Cara Angy mi spiace davvero per i tuoi genitori, purtroppo so cosa significa accudire persone colpite da queste orrende malattie, bisogna darsi molto coraggio, e sperare che il Buon Dio ci assista in questi momenti di profondo sconforto e tristezza. L’altro giorno mi è capitata sotto gli occhi una foto del mio papà scattata qualche mese prima di morire, e mi sono sentita male, il cancro ti riduce ad una larva, ti toglie tutto, e mi sono venuti in mente tanti ricordi, ricordi bellissimi, come quando la domenica mattina, dopo la messa portava me e mia sorella alla giostre vicono all’idroscalo. Si divertiva più lui di noi. E’ così che lo voglio ricordare, bello e sorridente.

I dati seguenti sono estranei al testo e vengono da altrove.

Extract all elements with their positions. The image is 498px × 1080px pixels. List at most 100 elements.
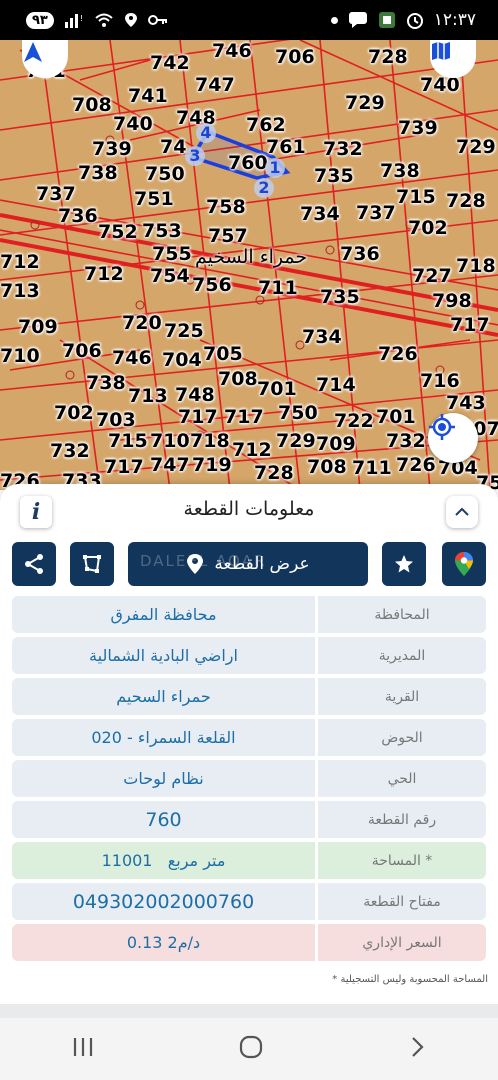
parcel-number-label[interactable]: 728 — [368, 46, 408, 68]
parcel-number-label[interactable]: 74 — [160, 136, 186, 158]
google-maps-button[interactable] — [442, 542, 486, 586]
share-button[interactable] — [12, 542, 56, 586]
parcel-number-label[interactable]: 736 — [340, 243, 380, 265]
parcel-number-label[interactable]: 737 — [356, 202, 396, 224]
parcel-number-label[interactable]: 713 — [0, 280, 40, 302]
parcel-number-label[interactable]: 732 — [323, 138, 363, 160]
parcel-number-label[interactable]: 701 — [257, 378, 297, 400]
parcel-number-label[interactable]: 758 — [206, 196, 246, 218]
parcel-number-label[interactable]: 711 — [352, 457, 392, 479]
parcel-number-label[interactable]: 743 — [446, 392, 486, 414]
parcel-number-label[interactable]: 711 — [258, 277, 298, 299]
vertex-marker-1[interactable]: 1 — [265, 158, 285, 178]
parcel-number-label[interactable]: 798 — [432, 290, 472, 312]
parcel-number-label[interactable]: 732 — [50, 440, 90, 462]
parcel-number-label[interactable]: 705 — [203, 343, 243, 365]
recent-apps-button[interactable] — [71, 1036, 95, 1062]
parcel-number-label[interactable]: 739 — [92, 138, 132, 160]
parcel-number-label[interactable]: 742 — [150, 52, 190, 74]
parcel-number-label[interactable]: 715 — [396, 186, 436, 208]
parcel-number-label[interactable]: 728 — [254, 462, 294, 484]
parcel-number-label[interactable]: 708 — [307, 456, 347, 478]
parcel-number-label[interactable]: 725 — [164, 320, 204, 342]
parcel-key-value[interactable]: 049302002000760 — [12, 883, 318, 920]
parcel-number-label[interactable]: 715 — [108, 430, 148, 452]
parcel-number-label[interactable]: 703 — [96, 409, 136, 431]
parcel-number-label[interactable]: 714 — [316, 374, 356, 396]
parcel-number-label[interactable]: 734 — [300, 203, 340, 225]
vertex-marker-3[interactable]: 3 — [185, 146, 205, 166]
parcel-number-label[interactable]: 727 — [412, 265, 452, 287]
vertex-marker-4[interactable]: 4 — [196, 123, 216, 143]
parcel-number-label[interactable]: 718 — [456, 255, 496, 277]
parcel-number-label[interactable]: 726 — [396, 454, 436, 476]
parcel-number-label[interactable]: 717 — [450, 314, 490, 336]
parcel-number-label[interactable]: 746 — [212, 40, 252, 62]
parcel-number-label[interactable]: 708 — [72, 94, 112, 116]
back-button[interactable] — [407, 1035, 427, 1063]
parcel-number-label[interactable]: 709 — [18, 316, 58, 338]
parcel-number-label[interactable]: 701 — [376, 406, 416, 428]
parcel-number-label[interactable]: 747 — [150, 454, 190, 476]
my-location-button[interactable] — [428, 413, 478, 463]
parcel-number-label[interactable]: 712 — [0, 251, 40, 273]
parcel-number-label[interactable]: 746 — [112, 347, 152, 369]
show-parcel-button[interactable]: عرض القطعة — [128, 542, 368, 586]
parcel-number-label[interactable]: 710 — [150, 430, 190, 452]
parcel-number-label[interactable]: 719 — [192, 454, 232, 476]
vertex-marker-2[interactable]: 2 — [254, 178, 274, 198]
parcel-number-label[interactable]: 706 — [275, 46, 315, 68]
parcel-number-label[interactable]: 717 — [178, 406, 218, 428]
collapse-button[interactable] — [446, 496, 478, 528]
parcel-number-label[interactable]: 738 — [78, 162, 118, 184]
parcel-number-label[interactable]: 713 — [128, 385, 168, 407]
parcel-number-label[interactable]: 747 — [195, 74, 235, 96]
parcel-number-label[interactable]: 716 — [420, 370, 460, 392]
parcel-number-label[interactable]: 712 — [84, 263, 124, 285]
parcel-number-label[interactable]: 754 — [150, 265, 190, 287]
parcel-number-label[interactable]: 762 — [246, 114, 286, 136]
parcel-number-label[interactable]: 729 — [456, 136, 496, 158]
favorite-button[interactable] — [382, 542, 426, 586]
parcel-number-label[interactable]: 708 — [218, 368, 258, 390]
parcel-number-label[interactable]: 706 — [62, 340, 102, 362]
parcel-number-label[interactable]: 717 — [104, 456, 144, 478]
parcel-number-label[interactable]: 712 — [232, 439, 272, 461]
home-button[interactable] — [238, 1034, 264, 1064]
parcel-number-label[interactable]: 750 — [278, 402, 318, 424]
parcel-number-label[interactable]: 704 — [162, 349, 202, 371]
parcel-number-label[interactable]: 709 — [316, 433, 356, 455]
parcel-number-label[interactable]: 760 — [228, 152, 268, 174]
parcel-number-label[interactable]: 737 — [36, 183, 76, 205]
parcel-number-label[interactable]: 710 — [0, 345, 40, 367]
parcel-number-label[interactable]: 729 — [276, 430, 316, 452]
parcel-number-label[interactable]: 732 — [386, 430, 426, 452]
parcel-number-label[interactable]: 735 — [320, 286, 360, 308]
parcel-number-label[interactable]: 761 — [266, 136, 306, 158]
parcel-number-label[interactable]: 753 — [142, 220, 182, 242]
parcel-number-label[interactable]: 751 — [134, 188, 174, 210]
parcel-number-label[interactable]: 750 — [145, 163, 185, 185]
parcel-number-label[interactable]: 755 — [152, 243, 192, 265]
parcel-number-label[interactable]: 739 — [398, 117, 438, 139]
parcel-number-label[interactable]: 736 — [58, 205, 98, 227]
parcel-number-label[interactable]: 748 — [175, 384, 215, 406]
parcel-number-label[interactable]: 741 — [128, 85, 168, 107]
polygon-button[interactable] — [70, 542, 114, 586]
parcel-number-label[interactable]: 752 — [98, 221, 138, 243]
parcel-number-label[interactable]: 740 — [113, 113, 153, 135]
parcel-number-label[interactable]: 720 — [122, 312, 162, 334]
parcel-number-label[interactable]: 702 — [54, 402, 94, 424]
parcel-number-label[interactable]: 734 — [302, 326, 342, 348]
parcel-number-label[interactable]: 735 — [314, 165, 354, 187]
parcel-number-label[interactable]: 717 — [224, 406, 264, 428]
parcel-number-label[interactable]: 702 — [408, 217, 448, 239]
parcel-number-label[interactable]: 728 — [446, 190, 486, 212]
parcel-number-label[interactable]: 756 — [192, 274, 232, 296]
parcel-number-label[interactable]: 722 — [334, 410, 374, 432]
parcel-number-label[interactable]: 738 — [86, 372, 126, 394]
parcel-number-label[interactable]: 718 — [190, 430, 230, 452]
parcel-number-label[interactable]: 738 — [380, 160, 420, 182]
parcel-map[interactable]: 7017427467067287407477417087297407487627… — [0, 40, 498, 490]
parcel-number-label[interactable]: 729 — [345, 92, 385, 114]
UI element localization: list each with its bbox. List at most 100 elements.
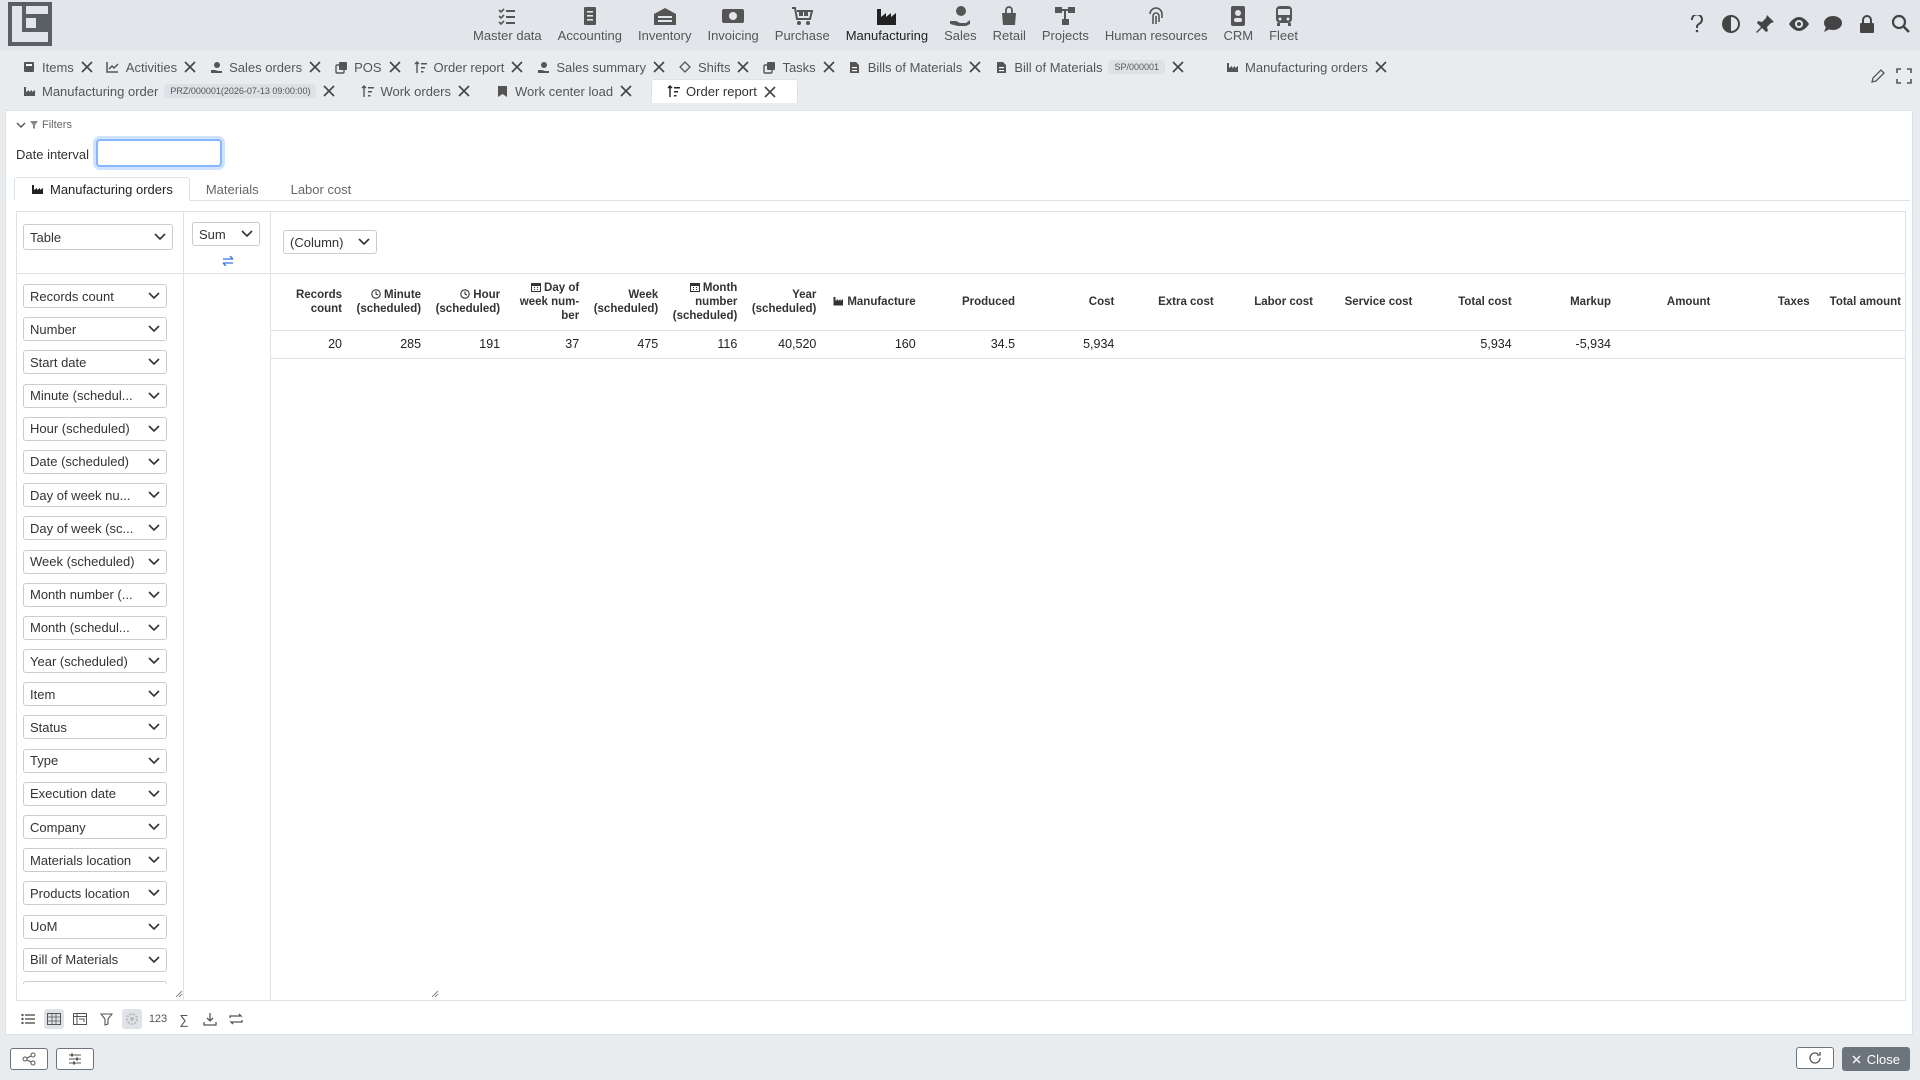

Oggi mi dedicherò a Willie, ho ricevuto una sua lettera, e devo tradurla, non sempre è facile, perché Willie non scrive in Inglese, ma in slang Americano, e le espressioni sono molto diverse dall’Inglese, ma ciò che conta, è il cuore che mi batte, quando leggo le sue parole d’amore, di fede e di speranza.
Willie è l’uomo che amo, è l’uomo della mia vita, e Dio non poteva donarmi una creatura più bella, mi sento così fortunata, e mi chiedo cosa abbia fatto di speciale per meritarmi tutto questo.
Qui a Milano splende il sole, anche se fa veramente freddo. Tra poco esco, vado a fare un pò di compere al mercato, così mi distraggo.
Cara Angy stai sempre vicina ai tuoi genitori, Dio ti vede e ti ascolterà.
Un grandissimo abbraccio e felice fine settimana. Ti voglio bene Angy non dimenticarlo mai.